Viols, blessures par balle, humiliations : les militants de la flottille racontent les tortures israéliennes
Fri, 22 May 2026 19:31:28 CEST
Révolution Permanente
Ouvrir l'originalAprès leur interception à des kilomètres de la bande de Gaza, les militants des flottilles ont subi de nombreuses violences, psychologiques, physiques et sexuelles de la part d'Israël. Un système de torture systémique quotidiennement utilisé contre les Palestiniens.

Plusieurs militantes et militants de la Global Sumud Flotilla parmi les 428 interceptés le 18 mai, ont récemment témoigné des violences, notamment sexistes et sexuelles, qu'ils ont subies de la part des soldats de l'armée israélienne. Thiago Avila, membre brésilien de la Global Sumud Flotilla, a dévoilé dans une vidéo les méthodes de torture et d'humiliation mobilisées par l'armée israélienne.
Il rapporte notamment que des militants « ont été violés » et il dénonce « de nombreux cas de violences sexuelles » alors qu'ils étaient transportés en bateau-prison vers le port d'Ashdod. Plusieurs militantes ont recensé au moins 15 à 50 cas de violences sexuelles. Durant le trajet vers Israël, ils ont vécu dans des espaces étroits et sombres, forcés à dormir dans le froid, isolés dans des containers, séparés en plusieurs groupes et sans possibilité de communiquer entre eux. Beaucoup de militants ont été battus, ont des côtes cassées, des fractures aux bras, à la clavicule, voire se sont faits tirer dessus comme c'est le cas pour Mecit Bahçivan.

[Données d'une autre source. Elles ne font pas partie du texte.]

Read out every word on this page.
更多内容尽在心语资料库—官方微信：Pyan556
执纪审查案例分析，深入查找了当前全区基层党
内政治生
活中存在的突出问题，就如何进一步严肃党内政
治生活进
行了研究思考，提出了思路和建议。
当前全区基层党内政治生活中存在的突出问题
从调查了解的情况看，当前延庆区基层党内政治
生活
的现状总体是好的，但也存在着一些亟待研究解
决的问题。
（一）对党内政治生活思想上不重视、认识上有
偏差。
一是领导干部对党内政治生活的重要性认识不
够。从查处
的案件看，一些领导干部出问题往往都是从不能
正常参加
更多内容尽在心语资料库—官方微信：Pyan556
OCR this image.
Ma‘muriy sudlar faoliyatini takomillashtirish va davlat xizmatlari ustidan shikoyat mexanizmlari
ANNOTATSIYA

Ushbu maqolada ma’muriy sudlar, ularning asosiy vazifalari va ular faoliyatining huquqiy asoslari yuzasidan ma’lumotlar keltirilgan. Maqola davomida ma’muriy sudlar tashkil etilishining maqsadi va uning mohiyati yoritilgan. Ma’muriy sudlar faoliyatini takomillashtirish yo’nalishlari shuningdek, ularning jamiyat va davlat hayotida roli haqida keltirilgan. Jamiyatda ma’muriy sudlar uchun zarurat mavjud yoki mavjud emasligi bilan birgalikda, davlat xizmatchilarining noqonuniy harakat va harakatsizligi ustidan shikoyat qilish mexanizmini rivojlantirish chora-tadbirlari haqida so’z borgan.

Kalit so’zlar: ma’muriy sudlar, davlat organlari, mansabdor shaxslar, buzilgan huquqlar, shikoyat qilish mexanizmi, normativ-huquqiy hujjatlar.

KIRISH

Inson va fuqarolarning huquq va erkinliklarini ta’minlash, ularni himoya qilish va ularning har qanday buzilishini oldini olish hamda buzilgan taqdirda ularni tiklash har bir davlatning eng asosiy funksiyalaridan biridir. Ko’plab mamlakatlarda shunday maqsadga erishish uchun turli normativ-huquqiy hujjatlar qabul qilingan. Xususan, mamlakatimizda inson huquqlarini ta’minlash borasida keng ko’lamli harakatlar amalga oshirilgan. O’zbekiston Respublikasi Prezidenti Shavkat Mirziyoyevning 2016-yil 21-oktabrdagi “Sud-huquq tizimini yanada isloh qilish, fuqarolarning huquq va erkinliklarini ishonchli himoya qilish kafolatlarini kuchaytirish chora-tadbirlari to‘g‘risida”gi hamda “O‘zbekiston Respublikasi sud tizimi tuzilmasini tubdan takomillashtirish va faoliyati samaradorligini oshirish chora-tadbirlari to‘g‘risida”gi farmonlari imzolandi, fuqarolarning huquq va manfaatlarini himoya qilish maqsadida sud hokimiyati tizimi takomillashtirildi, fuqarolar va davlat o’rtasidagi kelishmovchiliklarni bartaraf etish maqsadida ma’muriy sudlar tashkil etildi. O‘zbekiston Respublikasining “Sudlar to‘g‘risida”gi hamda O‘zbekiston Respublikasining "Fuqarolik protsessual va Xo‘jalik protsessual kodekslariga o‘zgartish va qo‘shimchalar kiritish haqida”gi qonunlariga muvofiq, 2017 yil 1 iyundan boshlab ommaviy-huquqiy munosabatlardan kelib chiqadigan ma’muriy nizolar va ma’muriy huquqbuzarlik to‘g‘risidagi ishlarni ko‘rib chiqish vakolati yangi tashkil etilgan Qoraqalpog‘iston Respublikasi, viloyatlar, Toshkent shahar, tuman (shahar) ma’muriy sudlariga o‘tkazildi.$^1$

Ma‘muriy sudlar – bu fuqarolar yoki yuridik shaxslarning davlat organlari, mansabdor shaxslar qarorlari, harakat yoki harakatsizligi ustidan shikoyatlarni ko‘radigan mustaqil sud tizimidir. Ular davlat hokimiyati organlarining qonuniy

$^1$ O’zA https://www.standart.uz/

Plusieurs militantes et militants rapportent des conditions comparables à celles d'un camp de concentration, où la violence physique et l'humiliation sont quotidiennes. Le ministre d'extrême droite israélien de la Sécurité nationale Itamar Ben-Gvir a d'ailleurs mis en scène l'arrivée de la flottille, se filmant en train d'agiter le drapeau israélien devant les 428 militants forcés de s'agenouiller, les mains liées dans le dos.
Comme le rappellent Thiago Avila et plusieurs militants, ce qu'ils ont vécu n'est qu'une infime fraction de ce que vivent les plus de 11 000 otages palestiniens détenus en Israël, parmi lesquels 400 enfants. Ces méthodes sont en effet courantes alors que l'État d'Israël utilise systématiquement le viol comme une méthode de torture contre les Palestiniens, allant même jusqu'à entraîner des chiens à cette fin. Dans les prisons israéliennes, comme celle de Ketsiot, où les militants ont été retenus, cette pratique est courante.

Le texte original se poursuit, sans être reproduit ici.